The workers themselves are plain node applications, lightweight and contains only the code to do the specific job, wrapped as a docker container. That way it’s easy to maintain, edit and scale them.

Hope this helps. If you have any specific questions – ready to answer them.

johncrisostomo · June 13, 2016, 2:05am

My I know if you are using any npm packages to handle these jobs and workers (aside from monq), or are they all written from scratch? How do you monitor the workers’ status? Thanks in advance.

AnthonyAstige · June 13, 2016, 2:39am

I use vsivsi/meteor-job-collection with a couple custom node worker scripts also. I run the workers via pm2 on the same server, and can later be separated out to scale.

Each worker has a few npm imports, here’s a list from one of them partially requirements from vsivsi/meteor-job-collection, partially from my use case.

const FS = require('fs')
const DDP = require('ddp')
const DDPlogin = require('ddp-login')
const Job = require('meteor-job')
const Mongo = require('mongodb')
const FBGraph = require('fbgraph')
const stringify = require('node-stringify')
const _ = require('underscore')

johncrisostomo · June 13, 2016, 2:45am

Thanks for the reply! I will look at pm2, seems like what I need to monitor and handle the workers.

AnthonyAstige · June 13, 2016, 2:55am

PM2 has been great for me so far. I also use nvm so I can run my workers on node 6.X and Meteor on 0.10.x, all with pm2 which appears to be compatable with both node versions.

I haven’t gotten deep into Docker which could serve the same purpose. I think Docker has a steeper learning curve but is the way of the future and more robust.

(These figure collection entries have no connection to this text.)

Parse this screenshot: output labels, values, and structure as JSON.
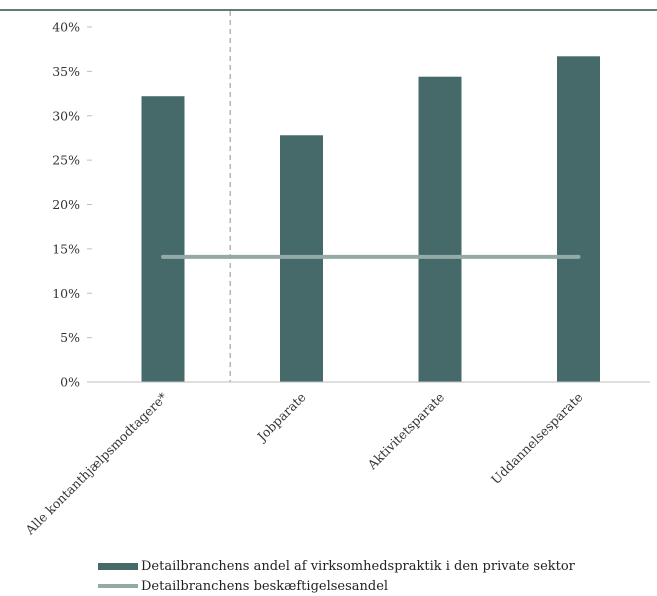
{
  "chart_data": {
    "type": "bar",
    "title": "",
    "xlabel": "",
    "ylabel": "",
    "categories": [
      "Alle kontanthjælpsmodtagere*",
      "Jobparate",
      "Aktivitetsparate",
      "Uddannelsesparate"
    ],
    "series": [
      {
        "name": "Detailbranchens andel af virksomhedspraktik i den private sektor",
        "type": "bar",
        "values": [
          32.2,
          27.8,
          34.4,
          36.7
        ],
        "color": "#46696a"
      },
      {
        "name": "Detailbranchens beskæftigelsesandel",
        "type": "line",
        "values": [
          14.1,
          14.1,
          14.1,
          14.1
        ],
        "color": "#93aaa7"
      }
    ],
    "y_ticks": [
      "0%",
      "5%",
      "10%",
      "15%",
      "20%",
      "25%",
      "30%",
      "35%",
      "40%"
    ],
    "ylim": [
      0,
      40
    ],
    "grid": false,
    "legend_position": "bottom",
    "separator": "dashed vertical line after first category"
  }
}
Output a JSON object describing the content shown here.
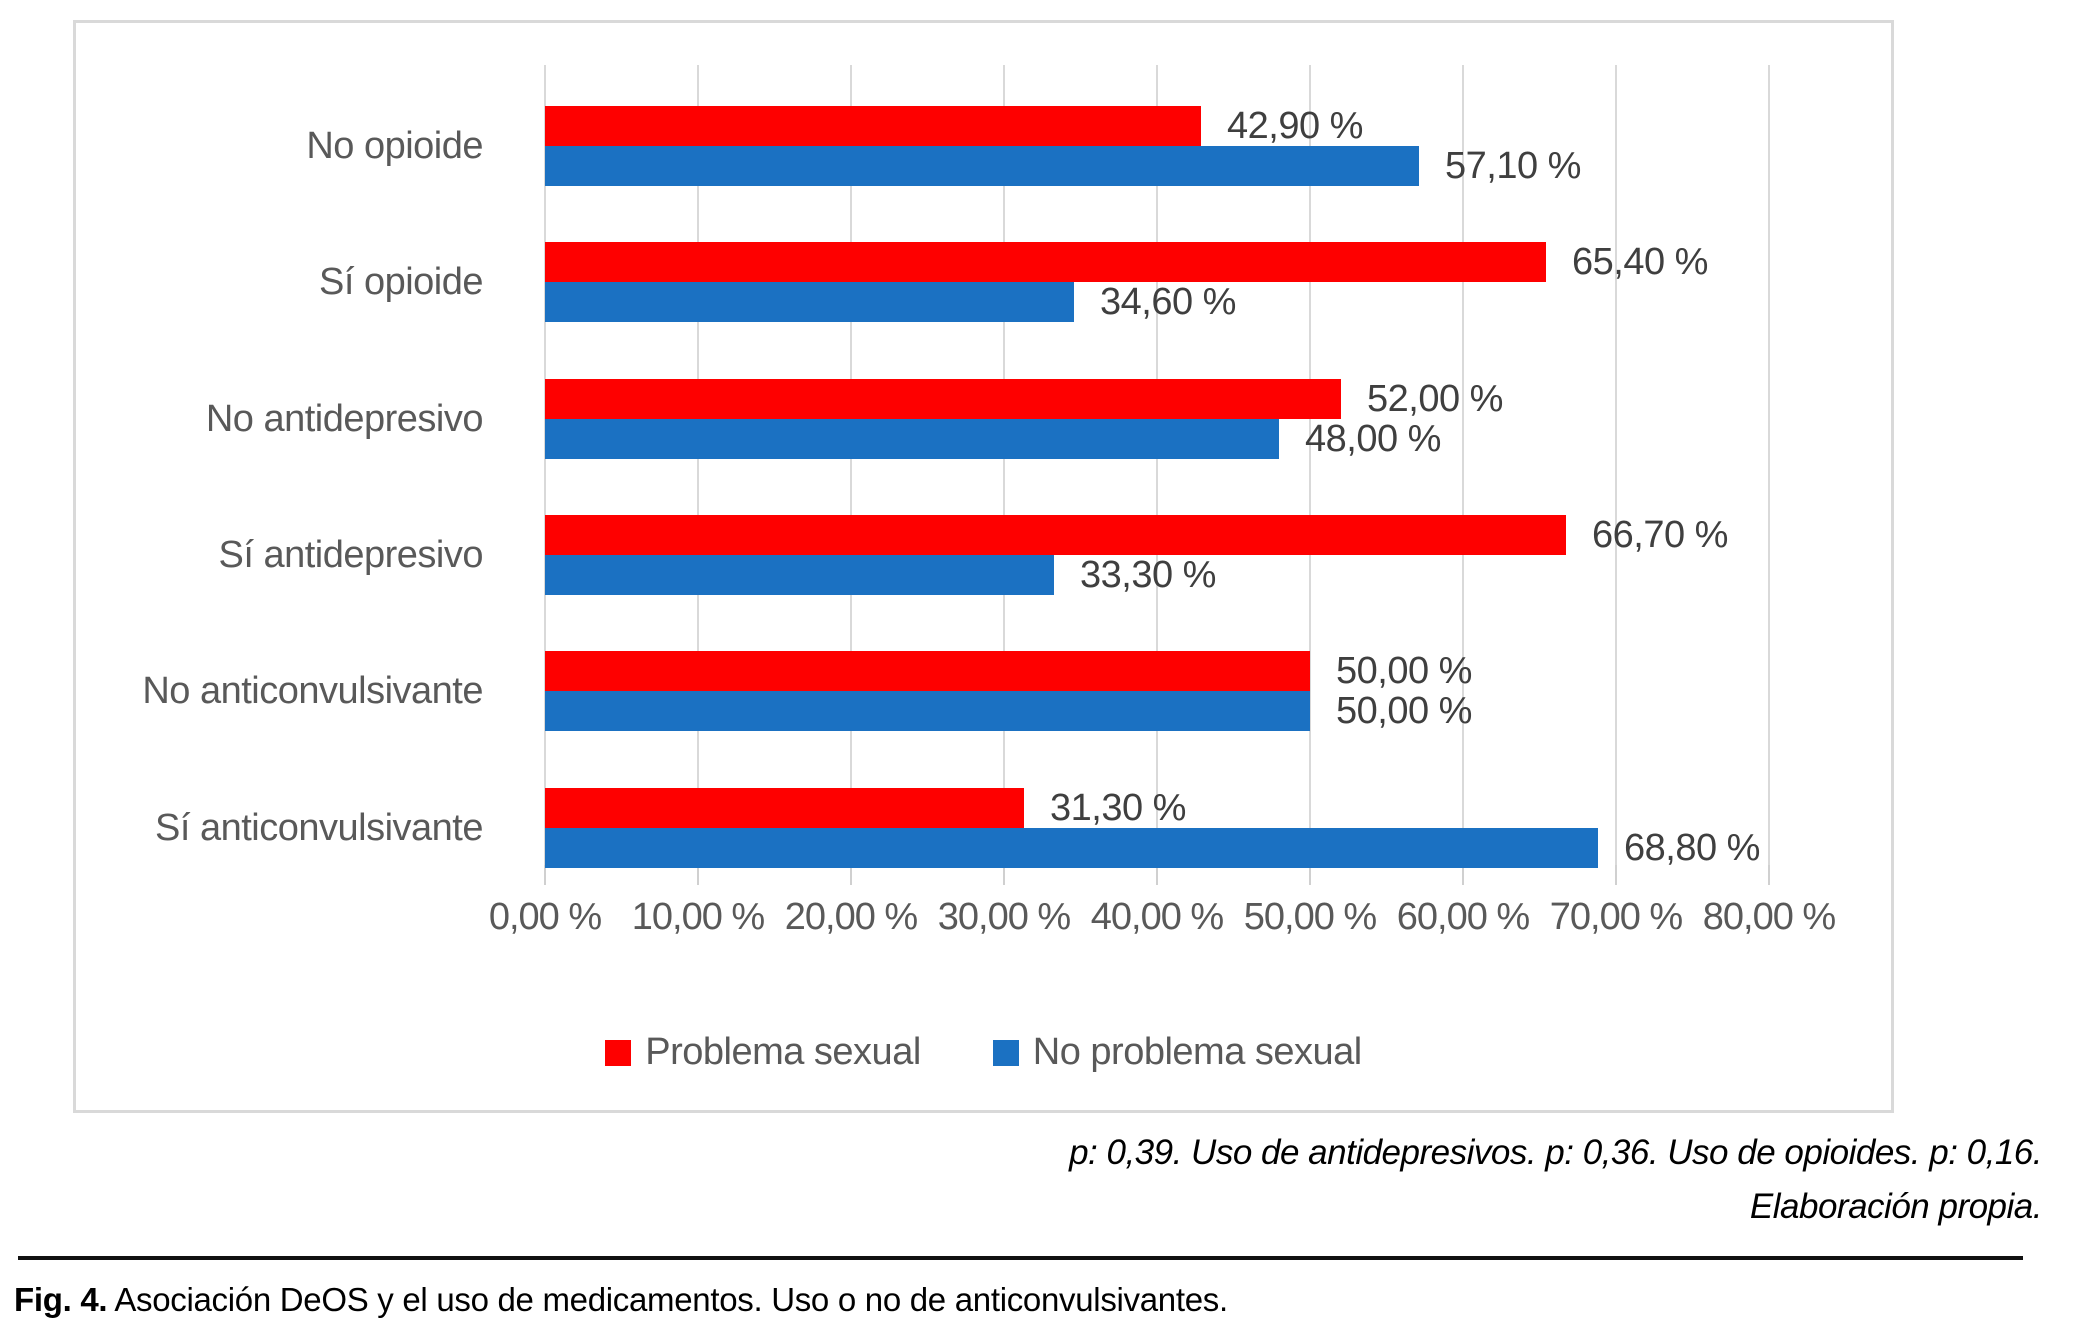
{
  "figure": {
    "caption": {
      "label": "Fig. 4.",
      "text": "Asociación DeOS y el uso de medicamentos. Uso o no de anticonvulsivantes."
    },
    "notes": {
      "line1": "p: 0,39. Uso de antidepresivos. p: 0,36. Uso de opioides. p: 0,16.",
      "line2": "Elaboración propia."
    }
  },
  "chart_data": {
    "type": "bar",
    "orientation": "horizontal",
    "title": "",
    "categories": [
      "No opioide",
      "Sí opioide",
      "No antidepresivo",
      "Sí antidepresivo",
      "No anticonvulsivante",
      "Sí anticonvulsivante"
    ],
    "series": [
      {
        "name": "Problema sexual",
        "color": "#fe0000",
        "values": [
          42.9,
          65.4,
          52.0,
          66.7,
          50.0,
          31.3
        ],
        "value_labels": [
          "42,90 %",
          "65,40 %",
          "52,00 %",
          "66,70 %",
          "50,00 %",
          "31,30 %"
        ]
      },
      {
        "name": "No problema sexual",
        "color": "#1b71c2",
        "values": [
          57.1,
          34.6,
          48.0,
          33.3,
          50.0,
          68.8
        ],
        "value_labels": [
          "57,10 %",
          "34,60 %",
          "48,00 %",
          "33,30 %",
          "50,00 %",
          "68,80 %"
        ]
      }
    ],
    "x_axis": {
      "min": 0,
      "max": 80,
      "tick_step": 10,
      "tick_labels": [
        "0,00 %",
        "10,00 %",
        "20,00 %",
        "30,00 %",
        "40,00 %",
        "50,00 %",
        "60,00 %",
        "70,00 %",
        "80,00 %"
      ]
    },
    "legend_position": "bottom",
    "grid": true,
    "colors": {
      "grid": "#d9d9d9",
      "axis_text": "#595959",
      "data_label_text": "#3f3f3f"
    }
  }
}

streemo · June 13, 2016, 3:27am

If you want a very simple solution and you want to keep using Meteor without getting into raw node, you can build a separate horizontally scalable backend app which connects to the same database and runs a simple cron job:

//in an interval
let random = Math.random()
//create a wrapper around the mongodb internal _findAndModify.
let currentJob = Jobs.findAndLock({randomTag: {$lte:random}, /*not pending or locked, and 10 minutes old*/})
if (!currentJob){
  //clear the interval and recursively reset the interval?
}
//do the job, then unlock it, if it fails, unlock it and don't reset timer.
Jobs.update(currentJob._id, {/*the job has finished, unlock it and reset the timer*/})

//set a separate interval to clean up permalocked documents
//set a separate interval to periodically update randomTags on the jobs, and define new jobs.

Obviously, this isn’t nearly as robust as some of the other solutions, but it does let you scale a simple cron job if you only need a few simple periodic tasks.

Instead of using intervals, I prefer to use infinite recursion because then jobs will be executed in sequence (job generator, instead of some predefined interval). Also, you can control how soon to start a job after the start of another job. For example, if one job fails, why wait another 100 seconds? Try to start the next job by recalling the function from within itself.